ALA 2016 got off to a rollicking start. At the opening general session on Friday, in Orlando, author and political commentator Michael Eric Dyson delivered a timely, impassioned keynote that brought a standing ovation. “When we think about where we are as a nation right now, we know that literacy is critical to sustaining an intelligent citizenry,” he said. “And libraries are critical to that function.”

Over the course of his 35-minute talk, Dyson, a frequent political commentator for MSNBC, mostly steered away from politics. “I've been warned against [talking politics]” he said, noting the ALA’s 501(c)(3) status. “And I will for the most part acknowledge that. I ain’t here to tell you who to vote for. You got sense,” he said to laughter and applause.
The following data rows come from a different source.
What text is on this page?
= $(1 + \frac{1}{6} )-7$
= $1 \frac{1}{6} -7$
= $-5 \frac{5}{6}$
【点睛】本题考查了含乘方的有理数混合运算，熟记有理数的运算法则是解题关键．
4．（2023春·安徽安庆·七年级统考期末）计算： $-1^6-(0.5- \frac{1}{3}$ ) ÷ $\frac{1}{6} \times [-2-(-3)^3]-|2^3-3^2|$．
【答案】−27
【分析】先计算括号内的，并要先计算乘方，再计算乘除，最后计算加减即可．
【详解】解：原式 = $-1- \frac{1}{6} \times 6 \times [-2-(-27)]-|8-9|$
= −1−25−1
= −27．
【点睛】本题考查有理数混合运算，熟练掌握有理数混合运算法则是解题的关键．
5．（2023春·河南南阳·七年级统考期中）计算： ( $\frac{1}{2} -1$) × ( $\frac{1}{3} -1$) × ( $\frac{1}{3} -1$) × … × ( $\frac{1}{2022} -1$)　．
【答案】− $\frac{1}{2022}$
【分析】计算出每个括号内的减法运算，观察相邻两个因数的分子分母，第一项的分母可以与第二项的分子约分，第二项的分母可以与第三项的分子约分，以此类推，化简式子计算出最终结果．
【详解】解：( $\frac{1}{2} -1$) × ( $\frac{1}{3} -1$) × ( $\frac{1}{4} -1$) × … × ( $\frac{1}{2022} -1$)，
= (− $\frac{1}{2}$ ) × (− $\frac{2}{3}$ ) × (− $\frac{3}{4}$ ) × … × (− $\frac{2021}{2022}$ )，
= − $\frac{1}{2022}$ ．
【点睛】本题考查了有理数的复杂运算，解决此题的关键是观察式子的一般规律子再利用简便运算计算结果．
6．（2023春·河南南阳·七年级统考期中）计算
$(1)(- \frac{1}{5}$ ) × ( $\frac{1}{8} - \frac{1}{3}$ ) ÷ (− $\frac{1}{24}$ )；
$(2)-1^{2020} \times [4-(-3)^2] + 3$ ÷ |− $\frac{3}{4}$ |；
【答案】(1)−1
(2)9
Nevertheless, in referencing his latest book, The Black Presidency: Barack Obama and the Politics of Race in America (Houghton Mifflin Harcourt) Dyson conceded that it was “a refreshing breath of air” to have someone “who knows how to conjugate verbs up in the White House.”

He then went on to call out a strain of anti-intellectualism he sees gripping the country, calling libraries "citadels of enlightenment" in a culture that is "peppered by a dyspeptic resistance to high intelligence in the service of deep truth,” and alluding to those who "appear proud to be unmolested by enlightenment.” And though he acknowledged the benefits of social media, he stressed the importance of books. "Twitteracy," he said, "is not literacy."

Throughout his talk, Dyson delighted the audience with humor, often preaching, rapping, and at one point even singing opera. He recited Tennyson with ease, and placed great writers like Ralph Waldo Emerson, David Henry Thoreau, Louisa May Alcott, and Elizabeth Barrett Browning alongside “the great philosopher Christopher Wallace,” explaining that "literacy" is more than the mechanics of reading and writing, or whether or not one goes to school. “Literacy is the capacity to engage in intellectual reflection,” he stressed, a “rendezvous with wisdom,” through which we become “more humane.”

Midway through, Dyson turned his attention to the tragic shootings this month at the Pulse nightclub in Orlando, pointedly criticizing observers who have strained to portray the murders as an act of Islamic terror. “Here we are in Orlando where we can't even admit that one of the most powerful forms of hate in the modern world has to do with somebody’s sexual orientation,” he said. “We would rather it be ISIS than us.”

Recalling his childhood, Dyson spoke of the “white Christian racism” he endured, of not being able to use a bathroom or eat at a roadside restaurant while traveling through Tennessee with his family, and of the lynchings that were often carried out by church members. “They did not burn a crescent and stars, they burned a cross on the lawns of black people,” he said. “That is white racial terror at the level of Christianity.”

The point was not to impugn Christianity, he explained—Dyson himself became an ordained Baptist minister at the age of 19—but to counter the cycle of ignorance that leads to hate and violence, a cycle that often causes victims of injustice to victimize others, and closes people’s minds to the necessity of diversity, and equity. “Don’t look for ISIS,” Dyson stressed, “look for isolation.”

He closed by again stressing the library’s vital role in "conjuring a world" where literacy helps us understand the need for diversity.

“We need diversity not only to recognize the appeal and the value of difference, but also to recognize that we depend upon the very diversity that we often deny,” he said. “Equity, diversity, and inclusion are critical. But the literacy that [libraries] promote, that you inspire, the literacy that you instigate is also vital. Because at the end of the day, as my daddy and mommy used to tell me, that is something that nobody can take from you. Nobody can ever pass a bill that would deny you access to the insight that you gain when you read a book, or an article, or set of words.”